Chopin s'est installé pas très loin, rue Tronchet, derrière la Madeleine - il n'y a que la rue d'Anjou à remonter - dans un appartement joliment arrangé, où tout sent le neuf, papiers peints, rideaux, parement des sièges. Comme dans toute véritable amitié, le dialogue reprend naturellement, après une année d'absence et de silence, sans évoquer, ou incidemment, les événements survenus entre-temps. "Je n'ai rien fait, avoue-t-il à son ami. Des besoins d'argent m'ont contraint à multiplier les leçons. Des soucis ne m'ont pas laissé l'esprit libre." Chopin ne demande pas d'approfondissement. Il s'assoit au piano, ou y fait asseoir son élève, A. Gutmann, pour jouer ses oeuvres nouvelles le Scherzo en ut dièse mineur ou la Sonate en si bémol mineur. D'autres amis ou connaissances de Chopn assistent quelquefois à ces moments musicaux improvisés, Fontana, Grzymala.

 

Un soir, c'est le grand Ignaz Moscheles qui, dans son journal, note qu'il a enfin réussi à voir Chopin, lequel, à peine débarqué de la campagne, accepte, sur sa demande, de jouer.
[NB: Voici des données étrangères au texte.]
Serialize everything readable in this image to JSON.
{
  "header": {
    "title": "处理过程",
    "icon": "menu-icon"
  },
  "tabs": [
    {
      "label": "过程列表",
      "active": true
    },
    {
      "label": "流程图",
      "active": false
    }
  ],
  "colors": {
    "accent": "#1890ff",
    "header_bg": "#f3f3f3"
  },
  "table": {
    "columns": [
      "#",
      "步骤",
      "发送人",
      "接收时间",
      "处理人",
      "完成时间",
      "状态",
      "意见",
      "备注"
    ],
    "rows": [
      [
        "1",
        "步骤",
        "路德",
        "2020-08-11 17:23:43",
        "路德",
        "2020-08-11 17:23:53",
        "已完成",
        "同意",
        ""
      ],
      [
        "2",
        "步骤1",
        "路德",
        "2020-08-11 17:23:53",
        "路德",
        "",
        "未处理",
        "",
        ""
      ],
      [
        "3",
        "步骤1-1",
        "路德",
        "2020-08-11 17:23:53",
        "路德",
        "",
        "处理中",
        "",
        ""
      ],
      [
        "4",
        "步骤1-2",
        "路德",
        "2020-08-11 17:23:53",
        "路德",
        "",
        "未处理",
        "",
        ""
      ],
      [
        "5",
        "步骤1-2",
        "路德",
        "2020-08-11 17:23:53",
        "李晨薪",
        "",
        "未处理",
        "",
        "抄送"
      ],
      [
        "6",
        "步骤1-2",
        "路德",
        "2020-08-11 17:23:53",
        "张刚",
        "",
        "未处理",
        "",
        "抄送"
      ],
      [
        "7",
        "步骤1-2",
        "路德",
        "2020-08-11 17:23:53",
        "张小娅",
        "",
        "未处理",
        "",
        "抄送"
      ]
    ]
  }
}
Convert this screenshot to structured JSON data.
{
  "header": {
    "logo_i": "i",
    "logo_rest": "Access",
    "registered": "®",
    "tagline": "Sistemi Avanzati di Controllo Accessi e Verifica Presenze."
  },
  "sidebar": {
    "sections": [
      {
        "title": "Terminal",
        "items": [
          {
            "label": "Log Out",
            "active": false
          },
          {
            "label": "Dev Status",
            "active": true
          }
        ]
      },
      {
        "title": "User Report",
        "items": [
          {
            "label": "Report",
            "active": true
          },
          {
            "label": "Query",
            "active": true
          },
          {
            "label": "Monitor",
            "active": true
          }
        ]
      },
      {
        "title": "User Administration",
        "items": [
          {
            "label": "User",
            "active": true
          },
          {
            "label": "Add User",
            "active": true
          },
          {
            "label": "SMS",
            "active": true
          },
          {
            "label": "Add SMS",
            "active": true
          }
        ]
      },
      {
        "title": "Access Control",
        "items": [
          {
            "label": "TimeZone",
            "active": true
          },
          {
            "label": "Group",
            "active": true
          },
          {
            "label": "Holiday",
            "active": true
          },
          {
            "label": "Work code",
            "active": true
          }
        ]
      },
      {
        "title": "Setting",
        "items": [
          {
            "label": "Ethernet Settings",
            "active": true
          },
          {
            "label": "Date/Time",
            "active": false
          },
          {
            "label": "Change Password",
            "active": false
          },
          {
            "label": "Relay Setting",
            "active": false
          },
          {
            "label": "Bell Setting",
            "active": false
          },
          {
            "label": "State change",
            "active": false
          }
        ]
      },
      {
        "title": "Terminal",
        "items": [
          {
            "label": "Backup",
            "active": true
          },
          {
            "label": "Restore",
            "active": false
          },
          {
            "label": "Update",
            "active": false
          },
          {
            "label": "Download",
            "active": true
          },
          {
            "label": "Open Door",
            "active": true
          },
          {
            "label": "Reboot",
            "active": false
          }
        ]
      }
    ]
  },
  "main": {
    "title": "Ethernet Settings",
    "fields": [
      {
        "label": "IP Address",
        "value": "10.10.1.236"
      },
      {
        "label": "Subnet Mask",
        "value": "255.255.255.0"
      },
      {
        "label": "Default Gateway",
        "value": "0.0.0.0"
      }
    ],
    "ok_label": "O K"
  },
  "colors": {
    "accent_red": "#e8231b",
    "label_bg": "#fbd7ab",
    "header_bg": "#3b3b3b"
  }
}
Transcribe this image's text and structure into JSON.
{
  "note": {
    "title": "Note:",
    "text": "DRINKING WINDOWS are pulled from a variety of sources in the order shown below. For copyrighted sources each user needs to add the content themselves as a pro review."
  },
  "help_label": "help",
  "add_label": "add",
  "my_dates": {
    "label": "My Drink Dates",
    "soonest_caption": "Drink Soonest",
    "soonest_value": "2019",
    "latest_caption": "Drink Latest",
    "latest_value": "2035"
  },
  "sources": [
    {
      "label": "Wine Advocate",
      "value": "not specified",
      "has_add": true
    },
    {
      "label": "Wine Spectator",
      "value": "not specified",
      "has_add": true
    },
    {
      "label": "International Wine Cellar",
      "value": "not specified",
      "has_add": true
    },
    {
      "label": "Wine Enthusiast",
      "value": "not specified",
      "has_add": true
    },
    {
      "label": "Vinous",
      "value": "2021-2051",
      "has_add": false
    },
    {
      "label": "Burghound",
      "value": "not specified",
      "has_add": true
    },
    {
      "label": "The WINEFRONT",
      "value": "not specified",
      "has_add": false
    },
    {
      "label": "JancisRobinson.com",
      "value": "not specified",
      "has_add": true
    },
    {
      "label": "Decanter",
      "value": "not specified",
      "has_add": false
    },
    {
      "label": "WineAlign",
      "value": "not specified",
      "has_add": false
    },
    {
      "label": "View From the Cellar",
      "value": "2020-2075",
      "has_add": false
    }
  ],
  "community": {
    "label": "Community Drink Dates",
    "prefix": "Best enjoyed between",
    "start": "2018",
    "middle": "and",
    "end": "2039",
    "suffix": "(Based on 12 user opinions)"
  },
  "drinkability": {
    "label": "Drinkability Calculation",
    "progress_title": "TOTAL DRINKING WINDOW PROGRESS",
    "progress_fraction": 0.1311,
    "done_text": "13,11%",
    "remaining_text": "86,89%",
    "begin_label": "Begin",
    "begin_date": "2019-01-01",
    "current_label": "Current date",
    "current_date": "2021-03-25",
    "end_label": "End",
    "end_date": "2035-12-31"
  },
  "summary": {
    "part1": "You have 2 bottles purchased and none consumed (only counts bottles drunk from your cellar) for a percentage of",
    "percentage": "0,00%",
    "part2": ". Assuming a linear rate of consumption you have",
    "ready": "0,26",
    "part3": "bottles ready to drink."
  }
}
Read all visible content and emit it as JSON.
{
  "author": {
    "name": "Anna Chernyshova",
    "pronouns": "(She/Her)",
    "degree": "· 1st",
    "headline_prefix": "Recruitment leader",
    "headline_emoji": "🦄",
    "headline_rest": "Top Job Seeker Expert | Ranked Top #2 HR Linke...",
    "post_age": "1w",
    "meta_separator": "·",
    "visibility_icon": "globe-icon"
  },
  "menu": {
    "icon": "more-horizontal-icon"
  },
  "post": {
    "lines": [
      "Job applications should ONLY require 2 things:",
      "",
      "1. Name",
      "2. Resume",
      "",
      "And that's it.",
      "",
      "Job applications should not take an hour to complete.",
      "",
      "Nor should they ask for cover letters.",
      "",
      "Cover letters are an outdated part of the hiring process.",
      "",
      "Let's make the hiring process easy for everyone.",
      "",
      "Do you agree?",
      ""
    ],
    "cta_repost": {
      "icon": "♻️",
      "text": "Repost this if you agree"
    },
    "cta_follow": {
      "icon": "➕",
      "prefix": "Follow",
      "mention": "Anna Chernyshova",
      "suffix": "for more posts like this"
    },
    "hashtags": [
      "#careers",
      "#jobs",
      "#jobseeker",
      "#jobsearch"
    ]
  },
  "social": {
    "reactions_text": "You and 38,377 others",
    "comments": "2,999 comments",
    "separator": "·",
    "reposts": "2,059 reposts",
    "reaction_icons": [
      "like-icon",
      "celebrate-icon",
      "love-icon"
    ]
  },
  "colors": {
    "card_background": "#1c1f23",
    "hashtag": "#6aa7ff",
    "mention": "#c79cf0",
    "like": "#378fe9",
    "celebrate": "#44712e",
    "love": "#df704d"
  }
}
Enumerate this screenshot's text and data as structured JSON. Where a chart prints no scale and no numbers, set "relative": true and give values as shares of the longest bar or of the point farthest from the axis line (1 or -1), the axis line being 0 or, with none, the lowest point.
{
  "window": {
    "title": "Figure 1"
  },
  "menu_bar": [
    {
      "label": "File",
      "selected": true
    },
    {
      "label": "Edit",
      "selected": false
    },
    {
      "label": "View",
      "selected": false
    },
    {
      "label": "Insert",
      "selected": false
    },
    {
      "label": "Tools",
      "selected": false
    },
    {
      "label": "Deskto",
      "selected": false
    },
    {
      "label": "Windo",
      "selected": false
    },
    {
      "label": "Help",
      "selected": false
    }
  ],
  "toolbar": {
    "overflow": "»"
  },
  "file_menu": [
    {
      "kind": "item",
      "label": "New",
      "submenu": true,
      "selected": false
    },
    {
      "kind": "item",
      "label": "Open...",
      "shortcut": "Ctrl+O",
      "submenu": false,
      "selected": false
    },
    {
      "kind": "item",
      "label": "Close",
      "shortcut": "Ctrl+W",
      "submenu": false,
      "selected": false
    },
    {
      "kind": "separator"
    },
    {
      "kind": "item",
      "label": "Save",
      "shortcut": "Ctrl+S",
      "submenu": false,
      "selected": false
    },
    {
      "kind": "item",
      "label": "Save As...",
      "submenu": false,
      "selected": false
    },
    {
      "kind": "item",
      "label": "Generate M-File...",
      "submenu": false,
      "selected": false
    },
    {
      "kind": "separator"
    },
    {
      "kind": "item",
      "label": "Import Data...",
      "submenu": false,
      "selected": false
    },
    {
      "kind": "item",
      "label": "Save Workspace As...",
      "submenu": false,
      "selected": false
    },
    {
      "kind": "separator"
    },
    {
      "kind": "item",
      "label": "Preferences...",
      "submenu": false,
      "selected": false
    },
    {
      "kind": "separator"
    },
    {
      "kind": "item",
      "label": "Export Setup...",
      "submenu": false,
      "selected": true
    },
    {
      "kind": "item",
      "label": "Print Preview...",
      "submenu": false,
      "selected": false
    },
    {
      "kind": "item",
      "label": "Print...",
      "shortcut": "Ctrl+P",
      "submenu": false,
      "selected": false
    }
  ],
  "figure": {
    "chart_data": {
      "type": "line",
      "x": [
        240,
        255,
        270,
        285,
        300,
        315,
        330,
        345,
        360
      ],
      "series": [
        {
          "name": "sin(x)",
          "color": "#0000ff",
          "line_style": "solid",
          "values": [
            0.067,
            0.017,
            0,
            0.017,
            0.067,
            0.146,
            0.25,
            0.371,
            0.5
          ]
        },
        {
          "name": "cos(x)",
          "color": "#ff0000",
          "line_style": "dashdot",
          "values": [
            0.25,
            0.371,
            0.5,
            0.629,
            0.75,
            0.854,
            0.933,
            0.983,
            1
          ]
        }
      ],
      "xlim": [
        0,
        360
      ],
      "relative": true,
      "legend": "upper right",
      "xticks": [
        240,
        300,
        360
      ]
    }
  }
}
Moscheles a l'impression, enfin, de comprendre sa musique et de pouvoir s'expliquer la mélancolie qu'il suscite chez les dames. Son jeu ad libitum qui, chez d'autres interprètes, dégénère en manque de tact, chez lui n'est qu'une agréable originalité de jeu ; ses modulations d'une vigueur de dilettante que le pianiste a du mal à avaler quand il les joue, ne le choquent plus, car les doigts délicats de Chopin glissent à travers avec la légèreté des elfes. C'est un spécimen unique dans le monde du piano, écrit-il.